しかし、全ての病院が専門医資格と給与を関連付けているわけではありません。専門医資格取得による給与アップがあるかどうかは、自身の勤務先や転職先の医療機関を確認してみましょう。

 

勤務先以外での経験を積むにはアルバイトがおすすめ

専攻医からアルバイトが可能な現在、専門医プログラムを受けながらアルバイトを行い、日々経験を積んでいるという医師が多くなっています。

自身の勤務先以外でも現場経験を積むには、予定に合わせて空いた時間で働けるアルバイトがおすすめです。

 

新専門医制度を把握して自身のキャリアを考えよう

新専門医制度は2018年4月からスタートした、臨床研修を終えた研修医が基本領域、サブスペシャルティ領域の研修を経て専門医を目指す制度です。
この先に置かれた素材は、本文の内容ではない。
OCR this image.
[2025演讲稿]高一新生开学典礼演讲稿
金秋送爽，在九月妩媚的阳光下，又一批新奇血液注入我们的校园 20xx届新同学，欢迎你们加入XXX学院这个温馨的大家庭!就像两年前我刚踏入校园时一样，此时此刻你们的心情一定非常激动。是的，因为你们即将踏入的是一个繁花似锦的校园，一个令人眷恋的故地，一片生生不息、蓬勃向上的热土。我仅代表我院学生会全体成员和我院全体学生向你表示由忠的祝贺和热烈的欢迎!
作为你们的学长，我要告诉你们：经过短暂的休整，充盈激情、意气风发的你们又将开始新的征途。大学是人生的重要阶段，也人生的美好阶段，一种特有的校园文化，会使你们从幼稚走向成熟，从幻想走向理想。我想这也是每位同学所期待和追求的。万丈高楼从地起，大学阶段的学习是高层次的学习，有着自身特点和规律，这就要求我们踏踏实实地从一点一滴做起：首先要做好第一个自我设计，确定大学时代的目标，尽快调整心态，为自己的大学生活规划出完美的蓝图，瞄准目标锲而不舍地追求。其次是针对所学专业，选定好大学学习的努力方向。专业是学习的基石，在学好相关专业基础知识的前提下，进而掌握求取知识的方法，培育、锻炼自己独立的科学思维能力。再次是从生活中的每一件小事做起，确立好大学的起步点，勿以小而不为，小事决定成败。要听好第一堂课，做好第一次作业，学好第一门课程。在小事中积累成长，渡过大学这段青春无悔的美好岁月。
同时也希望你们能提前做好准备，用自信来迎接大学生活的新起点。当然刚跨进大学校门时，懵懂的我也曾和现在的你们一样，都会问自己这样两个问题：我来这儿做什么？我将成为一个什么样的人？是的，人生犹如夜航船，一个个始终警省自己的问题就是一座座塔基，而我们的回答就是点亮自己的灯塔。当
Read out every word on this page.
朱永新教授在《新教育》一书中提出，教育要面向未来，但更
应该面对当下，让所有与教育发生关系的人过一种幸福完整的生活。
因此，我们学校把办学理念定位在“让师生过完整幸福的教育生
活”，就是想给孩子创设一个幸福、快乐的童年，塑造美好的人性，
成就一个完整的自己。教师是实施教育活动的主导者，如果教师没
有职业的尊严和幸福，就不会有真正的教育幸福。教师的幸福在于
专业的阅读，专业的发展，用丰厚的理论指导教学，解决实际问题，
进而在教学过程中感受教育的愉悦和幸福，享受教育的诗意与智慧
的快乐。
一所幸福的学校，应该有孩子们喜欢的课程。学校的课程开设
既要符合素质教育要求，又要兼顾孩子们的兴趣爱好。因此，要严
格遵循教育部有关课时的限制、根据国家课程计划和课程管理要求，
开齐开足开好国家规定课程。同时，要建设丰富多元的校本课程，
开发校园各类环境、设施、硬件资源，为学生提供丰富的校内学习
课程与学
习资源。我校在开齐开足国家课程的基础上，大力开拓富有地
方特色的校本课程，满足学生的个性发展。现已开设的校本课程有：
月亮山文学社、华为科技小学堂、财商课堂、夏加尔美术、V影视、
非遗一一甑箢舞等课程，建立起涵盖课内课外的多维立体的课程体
新専門医制度がスタートしたことで、細かくなりすぎた専門医が整理できる、かかりつけ医のニーズに応えられるというようなメリットがあります。一方で、研修によっては各地を移動する必要があるなど課題もある状況です。
研修医が専門医の資格を取得することで、自身のスキルを高められるだけでなく、転職や就職時のアピールポイントになる、給与のアップが期待できるなどのメリットにつながります。しかし、専門医の資格取得は必須ではないため、自身のキャリアプランを考えて選択しましょう。